Вот сколько у меня братьев и сестер.
В Попово папа приехал в 1954 году, когда мне было несколько месяцев. Здесь была его старшая дочь Клава. Он достроил дом и привез маму с детьми. Когда я заработала первый отпуск, то поехала в Красноперовку. Мне там очень понравилось. Там люди добрые и открытые, а здесь очень сложно было жить. Но папа действительно красивой души человек. Пройдя тяжелый путь жизни, он не стал жестоким и злым и не ругался грязными словами, как это процветает сейчас. Меня это очень удивляет в людях нашего поколения. Даже мои родные братья шокируют меня, когда я напоминаю им про папу.

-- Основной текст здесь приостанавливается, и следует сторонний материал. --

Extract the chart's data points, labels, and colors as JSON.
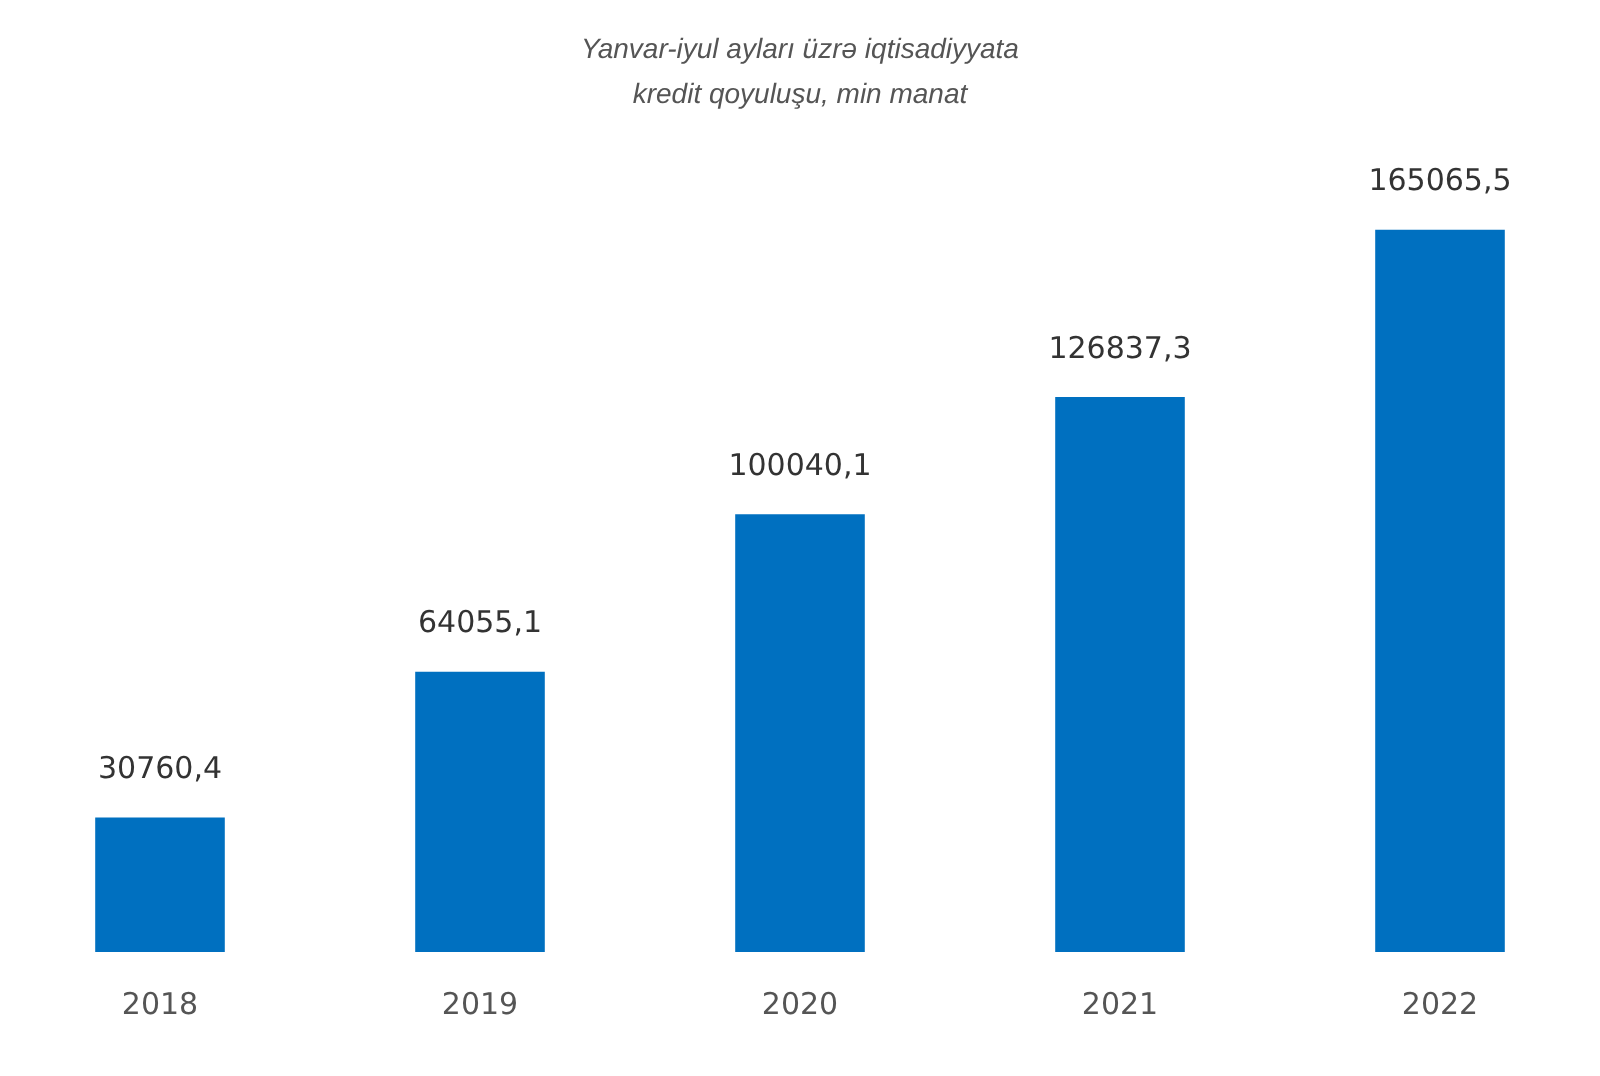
{
  "chart_data": {
    "type": "bar",
    "title": "Yanvar-iyul ayları üzrə iqtisadiyyata\nkredit qoyuluşu, min manat",
    "categories": [
      "2018",
      "2019",
      "2020",
      "2021",
      "2022"
    ],
    "values": [
      30760.4,
      64055.1,
      100040.1,
      126837.3,
      165065.5
    ],
    "value_labels": [
      "30760,4",
      "64055,1",
      "100040,1",
      "126837,3",
      "165065,5"
    ],
    "color": "#0070c0",
    "grid": false,
    "legend": false,
    "tick_labels": "x"
  }
}
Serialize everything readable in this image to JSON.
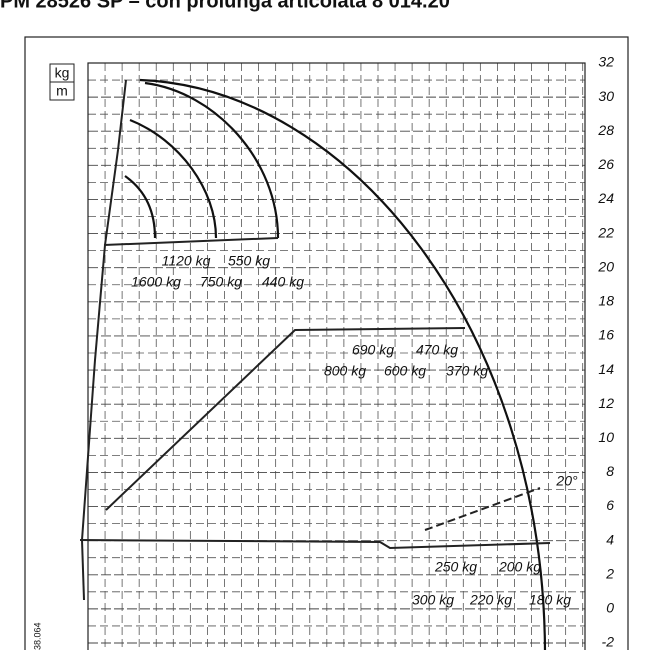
{
  "header": {
    "title": "PM 28526 SP – con prolunga articolata 8 014.20"
  },
  "units": {
    "top": "kg",
    "bottom": "m"
  },
  "axis": {
    "ticks": [
      32,
      30,
      28,
      26,
      24,
      22,
      20,
      18,
      16,
      14,
      12,
      10,
      8,
      6,
      4,
      2,
      0,
      -2
    ]
  },
  "loads": {
    "upper": [
      "1120 kg",
      "550 kg",
      "1600 kg",
      "750 kg",
      "440 kg"
    ],
    "middle": [
      "690 kg",
      "470 kg",
      "800 kg",
      "600 kg",
      "370 kg"
    ],
    "lower": [
      "250 kg",
      "200 kg",
      "300 kg",
      "220 kg",
      "180 kg"
    ]
  },
  "angle": "20°",
  "code": "38.064"
}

Папа всегда был красив душой, разговором, поступками, работой. По словам тети Анны, у которой я сейчас в гостях, в Питере, «все говорило о том, что не из простой он семьи. Красиво ходил, ездил, ел, говорил. У него был еще брат Иван, который заботился о его семье, когда умерла жена, а он был на фронте».
О человеке много говорят его руки. У папы, между прочим, были сильные, ровные, прямые пальцы. Не знаю я, из какого он рода, но я с благодарностью его вспоминаю, говорю о нем и, пока жива, буду благодарить Бога, что моим папой был Петр Алексеевич Сиваш.
Мамина линия по фамилии Фещук. Ее мама и папа похоронены в деревне Попово Челябинской области, где прошло мое детство и детство моих братьев Николая и Виктора. Там же и родители наши погребены. Земля им пухом.
Забросила бухгалтерию, работаю на заводе Трубном по ж/д графику. Очень устаю. Наследства нет и денег не хватает. Но все сейчас живут непросто...
P.S. Удивительно, почему так получилось у меня, что я не сменила фамилию, когда выходила замуж, хотя и обещала, но рука сама написала заявление на свою фамилию. Мне делали замечание, но я не согласилась, потом пообещала при бракосочетании сказать и не сказала. И муж укорял, что я не взяла его фамилию, а я и не думала об этом».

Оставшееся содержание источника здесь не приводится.